Diagnostic tests in KTS should focus on the evaluation of the type, extent, and severity of the malformation. The absence of a clinically significant arteriovenous shunt should be confirmed. A thorough physical examination is complemented by color duplex of the venous system to confirm atresia, hypoplasia, and aneurysms of the deep veins as well as evaluate patency and incompetence of deep, superficial, and perforator veins. Plain X-rays of the long bones (scanogram) are helpful to measure the length of bones. Magnetic resonance imaging (MRI) can differentiate between muscle, bone, fat, and vascular tissue. Contrast venography can be performed through multiple injections in the limb. A tourniquet can be used to force a contrast into the deep system to visualize it. Venography is frequently the only test that can help estimate the degree of deep venous occlusion and the presence of sufficient collateral circulation to permit excision or ablation of large incompetent superficial embryonic veins.

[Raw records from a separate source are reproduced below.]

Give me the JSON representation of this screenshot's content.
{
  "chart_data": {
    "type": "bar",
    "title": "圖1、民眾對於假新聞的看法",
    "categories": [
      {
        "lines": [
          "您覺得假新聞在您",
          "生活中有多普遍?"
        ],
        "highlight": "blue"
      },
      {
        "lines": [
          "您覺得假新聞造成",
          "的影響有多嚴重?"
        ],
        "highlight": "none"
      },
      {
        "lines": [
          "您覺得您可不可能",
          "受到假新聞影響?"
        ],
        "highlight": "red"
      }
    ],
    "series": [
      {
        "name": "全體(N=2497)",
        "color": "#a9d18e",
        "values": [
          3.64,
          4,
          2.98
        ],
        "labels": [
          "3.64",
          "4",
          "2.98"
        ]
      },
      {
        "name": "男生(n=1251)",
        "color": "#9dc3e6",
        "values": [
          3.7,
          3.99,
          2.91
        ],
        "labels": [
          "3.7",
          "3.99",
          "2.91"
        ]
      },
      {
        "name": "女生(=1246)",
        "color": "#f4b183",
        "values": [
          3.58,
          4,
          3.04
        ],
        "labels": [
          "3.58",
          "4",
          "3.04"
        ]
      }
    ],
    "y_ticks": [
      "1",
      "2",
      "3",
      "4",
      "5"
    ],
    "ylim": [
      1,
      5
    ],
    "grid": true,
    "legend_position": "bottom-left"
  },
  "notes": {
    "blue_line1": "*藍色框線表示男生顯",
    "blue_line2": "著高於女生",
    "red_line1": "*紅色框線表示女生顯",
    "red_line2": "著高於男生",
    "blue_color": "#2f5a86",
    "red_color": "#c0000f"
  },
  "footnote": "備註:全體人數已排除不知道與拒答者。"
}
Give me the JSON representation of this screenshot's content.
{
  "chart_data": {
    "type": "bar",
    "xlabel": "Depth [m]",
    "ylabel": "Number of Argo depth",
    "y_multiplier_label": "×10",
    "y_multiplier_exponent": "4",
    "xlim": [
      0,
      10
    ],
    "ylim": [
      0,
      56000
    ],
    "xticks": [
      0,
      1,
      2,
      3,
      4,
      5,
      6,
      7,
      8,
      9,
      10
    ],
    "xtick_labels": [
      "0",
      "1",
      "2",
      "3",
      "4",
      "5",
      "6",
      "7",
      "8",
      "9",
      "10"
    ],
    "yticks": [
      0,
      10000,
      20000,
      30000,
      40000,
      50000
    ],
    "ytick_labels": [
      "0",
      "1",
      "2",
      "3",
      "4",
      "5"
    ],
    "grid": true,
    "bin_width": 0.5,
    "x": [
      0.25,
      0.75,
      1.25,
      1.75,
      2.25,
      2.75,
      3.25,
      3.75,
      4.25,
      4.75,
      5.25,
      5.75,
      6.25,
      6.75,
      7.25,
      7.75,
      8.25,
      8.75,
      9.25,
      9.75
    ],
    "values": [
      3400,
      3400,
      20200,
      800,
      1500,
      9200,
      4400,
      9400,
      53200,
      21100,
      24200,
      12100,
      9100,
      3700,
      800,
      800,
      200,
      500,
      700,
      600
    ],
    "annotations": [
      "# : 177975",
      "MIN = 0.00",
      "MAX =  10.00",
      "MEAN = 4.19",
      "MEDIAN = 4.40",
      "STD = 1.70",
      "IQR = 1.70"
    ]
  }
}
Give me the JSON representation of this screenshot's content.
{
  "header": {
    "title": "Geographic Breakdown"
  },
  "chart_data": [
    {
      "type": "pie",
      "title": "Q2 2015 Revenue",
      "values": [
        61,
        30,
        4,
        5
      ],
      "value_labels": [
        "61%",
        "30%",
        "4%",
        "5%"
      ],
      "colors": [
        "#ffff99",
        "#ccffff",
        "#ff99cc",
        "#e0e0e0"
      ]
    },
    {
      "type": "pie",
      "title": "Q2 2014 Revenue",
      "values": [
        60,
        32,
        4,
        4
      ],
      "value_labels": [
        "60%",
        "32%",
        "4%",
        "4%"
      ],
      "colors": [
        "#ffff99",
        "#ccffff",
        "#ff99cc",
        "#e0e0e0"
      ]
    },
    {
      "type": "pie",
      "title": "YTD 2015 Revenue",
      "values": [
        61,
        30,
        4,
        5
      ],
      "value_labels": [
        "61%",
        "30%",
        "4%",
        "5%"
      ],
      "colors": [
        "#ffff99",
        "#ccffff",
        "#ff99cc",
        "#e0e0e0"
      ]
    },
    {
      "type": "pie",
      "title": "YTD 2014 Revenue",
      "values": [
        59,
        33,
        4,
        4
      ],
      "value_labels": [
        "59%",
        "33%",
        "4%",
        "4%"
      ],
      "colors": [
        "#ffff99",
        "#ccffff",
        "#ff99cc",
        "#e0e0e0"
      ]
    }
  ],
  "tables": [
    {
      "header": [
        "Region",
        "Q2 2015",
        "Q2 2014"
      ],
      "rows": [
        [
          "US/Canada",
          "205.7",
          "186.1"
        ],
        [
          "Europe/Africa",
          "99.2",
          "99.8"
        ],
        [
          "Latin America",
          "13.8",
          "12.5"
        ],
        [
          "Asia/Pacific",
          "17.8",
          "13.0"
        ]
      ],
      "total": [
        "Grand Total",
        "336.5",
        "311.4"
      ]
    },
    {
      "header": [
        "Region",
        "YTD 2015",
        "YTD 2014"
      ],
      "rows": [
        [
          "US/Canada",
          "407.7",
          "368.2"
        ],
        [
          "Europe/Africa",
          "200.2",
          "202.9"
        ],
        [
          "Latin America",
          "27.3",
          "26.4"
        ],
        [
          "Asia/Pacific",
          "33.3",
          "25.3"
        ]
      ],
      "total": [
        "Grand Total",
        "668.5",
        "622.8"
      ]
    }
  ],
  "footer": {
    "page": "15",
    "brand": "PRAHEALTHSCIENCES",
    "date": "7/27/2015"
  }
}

The management of KTS is mostly conservative with a small minority of patients undergoing surgical treatment. The mainstay has been compression therapy in the form of elastic garments, nonelastic bandages, intermittent pneumatic compression and physical therapy using massage treatment. The psychological impact caused by a visible deformity of KTS should not be underestimated. Absolute indications for surgical treatment include hemorrhage, infections, acute thromboembolism or refractory venous ulcers. Relative indications include pain, functional impairment, swelling due to chronic venous insufficiency, limb asymmetry or major cosmetic reasons.

Intervention is reserved for selectively symptomatic patients with KTS. A careful evaluation must precede any intervention. The extent of malformations and patency of the deep system must be assessed with MRI/conventional phlebography. Patent deep veins must be present in order to excise symptomatic varicose veins. High ligation of the incompetent marginal vein, invagination stripping of long superficial veins and ambulatory phlebectomy through stab wounds are the most commonly used techniques. The use of subfascial endoscopic perforator surgery in patients with large incompetent perforating veins and venous ulcers has been useful and some patients benefit from deep venous reconstructions. Limb exsanguination with Esmarque bandage and tourniquet use help to reduce intraoperative blood loss during varicose vein avulsion or SEPS. Over the last decade, endovenous thermal ablation was gaining popularity and can be safely performed with the use of adequate tumescent anesthesia. In addition, serial alcohol ablation of VMs and liquid/foam sclerotherapy with Polidocanol or Sodium Tetradecyl sulfate for varicose veins are being used as adjunctive techniques with increasing frequency. Lumbar sympathectomy is helpful for occasional severe hyperhidrosis in these patients. The placement of a temporary IVC filter is indicated in patients with a history of pulmonary thromboembolism. Limb amputation remains the last resort in the setting of severe pain, hemorrhage or dysfunction.

Although excision/ablation of varicosities often is incomplete and VMs may recur in 50% of patients, overall clinical improvement is noted in most patients, and re-excision may be performed as indicated. Since KTS is rare and the patients' problems often complex, patients should receive multidisciplinary care in qualified vascular centers.